La tentative des médias de présenter les personnes impliquées dans ces actes de terrorisme comme des individus mystérieux et inconnus est frauduleuse. Vendredi dernier, ils ont rapporté, l’un après l’autre, les arrestations de masse à Paris et le démarrage de nouveaux plans américains pour financer et former des « rebelles » syriens. On n’a pas examiné le rapport entre les deux.

Après une première décennie de « guerre mondiale contre la terreur » durant laquelle on a présenté al-Qaïda comme une menace existentielle, on a utilisé ces mêmes forces comme alliés dans des guerres de changement de régime soutenues par l’Occident contre des gouvernements arabes laïques, d’abord en Libye, puis en Syrie.
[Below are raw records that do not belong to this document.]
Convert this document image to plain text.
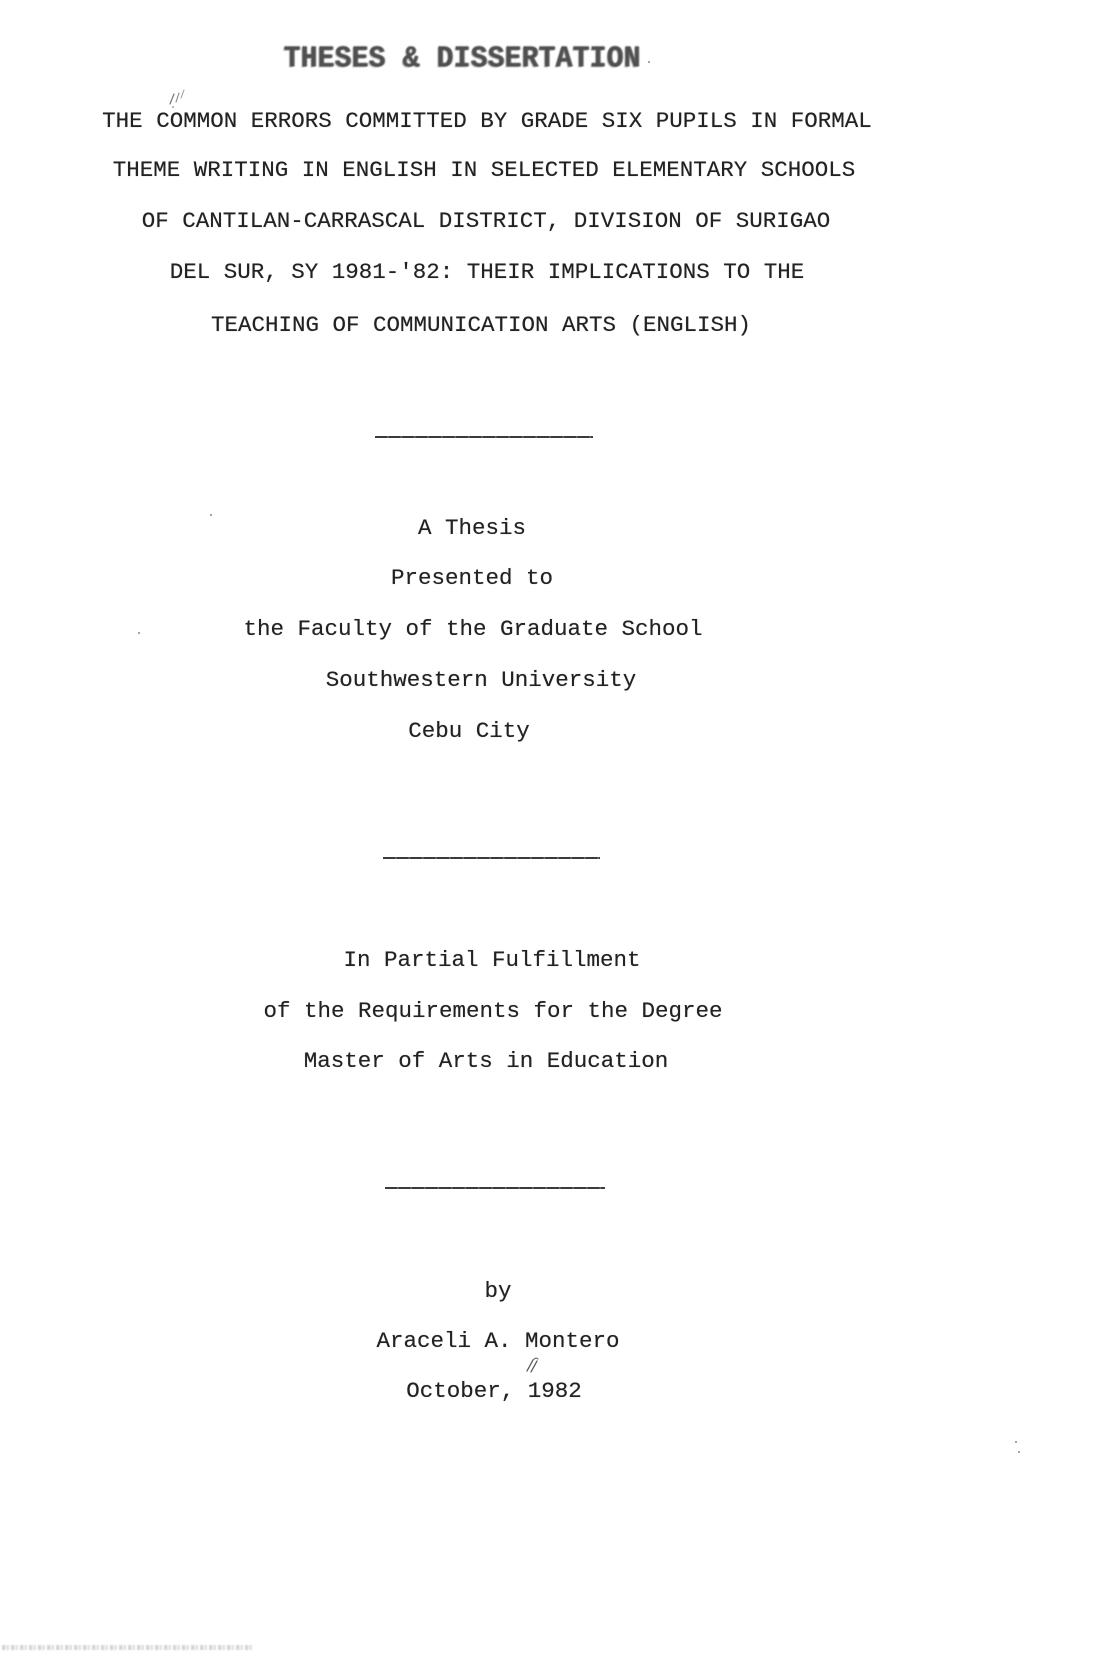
THESES & DISSERTATION
THE COMMON ERRORS COMMITTED BY GRADE SIX PUPILS IN FORMAL
THEME WRITING IN ENGLISH IN SELECTED ELEMENTARY SCHOOLS
OF CANTILAN-CARRASCAL DISTRICT, DIVISION OF SURIGAO
DEL SUR, SY 1981-'82: THEIR IMPLICATIONS TO THE
TEACHING OF COMMUNICATION ARTS (ENGLISH)
A Thesis
Presented to
the Faculty of the Graduate School
Southwestern University
Cebu City
In Partial Fulfillment
of the Requirements for the Degree
Master of Arts in Education
by
Araceli A. Montero
October, 1982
Maintenant, on se sert à nouveau de leurs actes pour promouvoir la guerre à l’extérieur et la répression à l’intérieur.

En fin de compte, les attaques comme celle menée contre Charlie Hebdo sont le produit de décennies d’interventions impérialistes au Moyen-Orient. Les guerres qui ont ravagé un pays après l’autre ont déclenché une vague de violence qui ne peut que se répandre au-delà de la région. Dans l’intervalle, Washington et ses alliés promeuvent les forces mêmes impliquées dans ces attaques et collaborent avec elles.